Aggressively treat the underlying illness; use antipsychotics symptomatically and with caution, especially when delirium risk is elevated.
43
How many signs are required to diagnose catatonia according to DSM-5-TR?
Three or more out of twelve psychomotor features (stupor, catalepsy, waxy flexibility, mutism, negativism, posturing, mannerisms, stereotypy, agitation, grimacing, echolalia, echopraxia).
44
Primary pharmacologic test-treatment for catatonia?
Intravenous lorazepam 1 – 2 mg, often producing dramatic response within hours.
45
Definitive intervention when lorazepam fails in catatonia?
Electroconvulsive therapy (ECT).
46
Serious medical complications that can result from untreated catatonia.
Malnutrition, dehydration, pressure ulcers, deep-vein thrombosis, aspiration pneumonia, and potentially lethal malignant catatonia.
47
When should 'Other Specified Psychotic Disorder' be used?
When psychotic symptoms cause significant distress/impairment but do not meet full criteria for a named disorder, and the clinician wishes to state the specific reason (e.g., 'attenuated psychosis syndrome').
48
When is 'Unspecified Psychotic Disorder' appropriate?
In acute care or insufficient-information settings where detailed justification is impossible or unnecessary.
49
Why are these residual categories clinically important?
They remind clinicians to revisit diagnosis as longitudinal information emerges, avoiding premature or incorrect labelling.
50
Which three temporal criteria are critical in differentiating primary psychotic diagnoses?
1 day to < 1 month → brief psychotic disorder; 1 month to < 6 months → schizophreniform disorder; ≥ 6 months → schizophrenia (if criteria met).
51
How does schizoaffective disorder differ temporally from affective psychosis?

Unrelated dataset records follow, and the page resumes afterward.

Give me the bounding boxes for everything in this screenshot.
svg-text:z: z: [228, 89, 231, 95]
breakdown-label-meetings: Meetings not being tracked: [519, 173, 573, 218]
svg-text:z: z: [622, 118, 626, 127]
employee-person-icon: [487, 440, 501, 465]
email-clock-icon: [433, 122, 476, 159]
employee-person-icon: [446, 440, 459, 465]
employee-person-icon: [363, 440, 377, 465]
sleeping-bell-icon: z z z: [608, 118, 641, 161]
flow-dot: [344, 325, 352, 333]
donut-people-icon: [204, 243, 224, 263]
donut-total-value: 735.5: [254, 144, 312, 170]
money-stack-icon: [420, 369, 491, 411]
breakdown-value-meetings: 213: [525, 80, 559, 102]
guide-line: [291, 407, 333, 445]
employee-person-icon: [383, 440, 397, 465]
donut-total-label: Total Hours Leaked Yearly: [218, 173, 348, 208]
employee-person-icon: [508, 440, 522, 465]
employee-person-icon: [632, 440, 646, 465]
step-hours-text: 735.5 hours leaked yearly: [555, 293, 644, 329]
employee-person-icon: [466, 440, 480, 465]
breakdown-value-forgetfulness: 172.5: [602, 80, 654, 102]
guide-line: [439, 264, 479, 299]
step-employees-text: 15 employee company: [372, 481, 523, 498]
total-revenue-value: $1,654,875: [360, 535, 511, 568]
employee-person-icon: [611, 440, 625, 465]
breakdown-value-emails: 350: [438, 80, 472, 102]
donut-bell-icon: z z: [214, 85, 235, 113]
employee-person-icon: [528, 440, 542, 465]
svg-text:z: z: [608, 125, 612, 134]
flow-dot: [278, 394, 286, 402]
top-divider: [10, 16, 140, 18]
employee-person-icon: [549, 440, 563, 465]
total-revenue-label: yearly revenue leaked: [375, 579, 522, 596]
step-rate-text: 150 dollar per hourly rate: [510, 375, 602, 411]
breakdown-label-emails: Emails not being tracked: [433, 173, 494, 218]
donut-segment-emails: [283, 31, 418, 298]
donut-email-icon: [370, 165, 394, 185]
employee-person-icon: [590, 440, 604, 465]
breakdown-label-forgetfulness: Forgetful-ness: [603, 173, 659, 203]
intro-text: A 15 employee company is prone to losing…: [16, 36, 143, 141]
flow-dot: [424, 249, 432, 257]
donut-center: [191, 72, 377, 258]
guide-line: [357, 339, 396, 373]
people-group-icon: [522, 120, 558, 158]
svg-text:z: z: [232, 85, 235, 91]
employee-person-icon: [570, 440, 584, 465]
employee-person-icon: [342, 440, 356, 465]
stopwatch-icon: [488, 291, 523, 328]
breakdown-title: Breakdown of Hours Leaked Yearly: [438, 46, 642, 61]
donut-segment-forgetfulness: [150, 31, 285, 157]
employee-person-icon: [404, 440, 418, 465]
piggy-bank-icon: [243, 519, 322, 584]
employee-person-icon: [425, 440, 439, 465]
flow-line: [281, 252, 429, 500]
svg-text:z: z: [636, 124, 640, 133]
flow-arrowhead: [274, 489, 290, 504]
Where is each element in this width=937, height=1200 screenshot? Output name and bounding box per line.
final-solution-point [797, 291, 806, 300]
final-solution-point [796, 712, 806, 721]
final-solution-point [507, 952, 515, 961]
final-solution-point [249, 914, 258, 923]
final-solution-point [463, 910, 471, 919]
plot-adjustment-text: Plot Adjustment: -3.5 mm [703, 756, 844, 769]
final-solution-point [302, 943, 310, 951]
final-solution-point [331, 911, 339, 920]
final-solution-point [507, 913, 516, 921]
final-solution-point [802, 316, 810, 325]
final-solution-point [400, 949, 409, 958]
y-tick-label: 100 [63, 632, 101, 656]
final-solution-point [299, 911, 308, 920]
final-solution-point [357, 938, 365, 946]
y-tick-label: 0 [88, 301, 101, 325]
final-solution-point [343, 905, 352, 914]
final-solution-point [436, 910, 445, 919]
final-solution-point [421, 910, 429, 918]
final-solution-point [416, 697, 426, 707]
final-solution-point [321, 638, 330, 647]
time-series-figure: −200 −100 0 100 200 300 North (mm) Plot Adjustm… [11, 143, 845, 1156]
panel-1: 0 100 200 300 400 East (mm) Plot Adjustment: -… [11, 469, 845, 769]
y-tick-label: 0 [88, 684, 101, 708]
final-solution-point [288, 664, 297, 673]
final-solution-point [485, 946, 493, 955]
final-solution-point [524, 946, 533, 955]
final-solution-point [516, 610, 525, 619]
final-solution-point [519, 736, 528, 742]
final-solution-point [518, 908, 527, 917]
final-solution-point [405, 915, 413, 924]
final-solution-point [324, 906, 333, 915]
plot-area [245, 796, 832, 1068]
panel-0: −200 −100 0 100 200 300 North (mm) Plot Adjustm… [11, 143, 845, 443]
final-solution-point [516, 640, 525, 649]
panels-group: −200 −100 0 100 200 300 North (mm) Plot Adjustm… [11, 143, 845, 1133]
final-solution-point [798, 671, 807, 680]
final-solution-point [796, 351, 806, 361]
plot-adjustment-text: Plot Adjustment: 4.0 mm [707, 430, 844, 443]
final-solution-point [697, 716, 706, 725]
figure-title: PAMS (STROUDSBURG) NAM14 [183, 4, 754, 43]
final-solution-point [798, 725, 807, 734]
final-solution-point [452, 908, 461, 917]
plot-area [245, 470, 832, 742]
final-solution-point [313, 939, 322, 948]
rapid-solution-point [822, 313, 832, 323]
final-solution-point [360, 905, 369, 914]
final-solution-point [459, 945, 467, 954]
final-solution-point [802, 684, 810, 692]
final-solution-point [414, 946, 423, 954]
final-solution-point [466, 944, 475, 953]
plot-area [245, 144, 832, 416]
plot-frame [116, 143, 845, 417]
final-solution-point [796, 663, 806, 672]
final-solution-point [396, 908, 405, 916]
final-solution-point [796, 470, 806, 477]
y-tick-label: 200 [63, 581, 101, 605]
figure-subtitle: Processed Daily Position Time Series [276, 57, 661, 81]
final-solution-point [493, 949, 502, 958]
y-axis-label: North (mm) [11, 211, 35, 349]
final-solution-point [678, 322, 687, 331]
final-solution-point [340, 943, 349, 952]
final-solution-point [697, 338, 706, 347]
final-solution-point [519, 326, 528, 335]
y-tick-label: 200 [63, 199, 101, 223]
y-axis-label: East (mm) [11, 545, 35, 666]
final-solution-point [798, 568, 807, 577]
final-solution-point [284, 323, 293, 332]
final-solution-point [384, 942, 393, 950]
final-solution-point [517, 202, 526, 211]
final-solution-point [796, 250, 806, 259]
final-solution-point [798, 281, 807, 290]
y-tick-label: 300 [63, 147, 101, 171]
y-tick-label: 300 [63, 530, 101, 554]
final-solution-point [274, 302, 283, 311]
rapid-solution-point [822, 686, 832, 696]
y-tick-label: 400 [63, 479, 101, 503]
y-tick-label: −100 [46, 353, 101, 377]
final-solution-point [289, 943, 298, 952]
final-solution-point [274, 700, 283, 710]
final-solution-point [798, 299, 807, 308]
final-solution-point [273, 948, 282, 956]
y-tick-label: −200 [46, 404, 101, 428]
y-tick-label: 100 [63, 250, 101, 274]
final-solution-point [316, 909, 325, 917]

Psychotic symptoms must persist independently of mood symptoms for ≥ 2 weeks in schizoaffective disorder.
52
Why must clinicians always screen for catatonia in psychosis evaluations?
Because catatonia can complicate any major mental or medical illness, is often life-threatening, and responds rapidly to benzodiazepines/ECT.
53
What is the ultimate goal of management across the schizophrenia spectrum?
Functional recovery—employment, relationships, independent living—not merely symptomatic remission.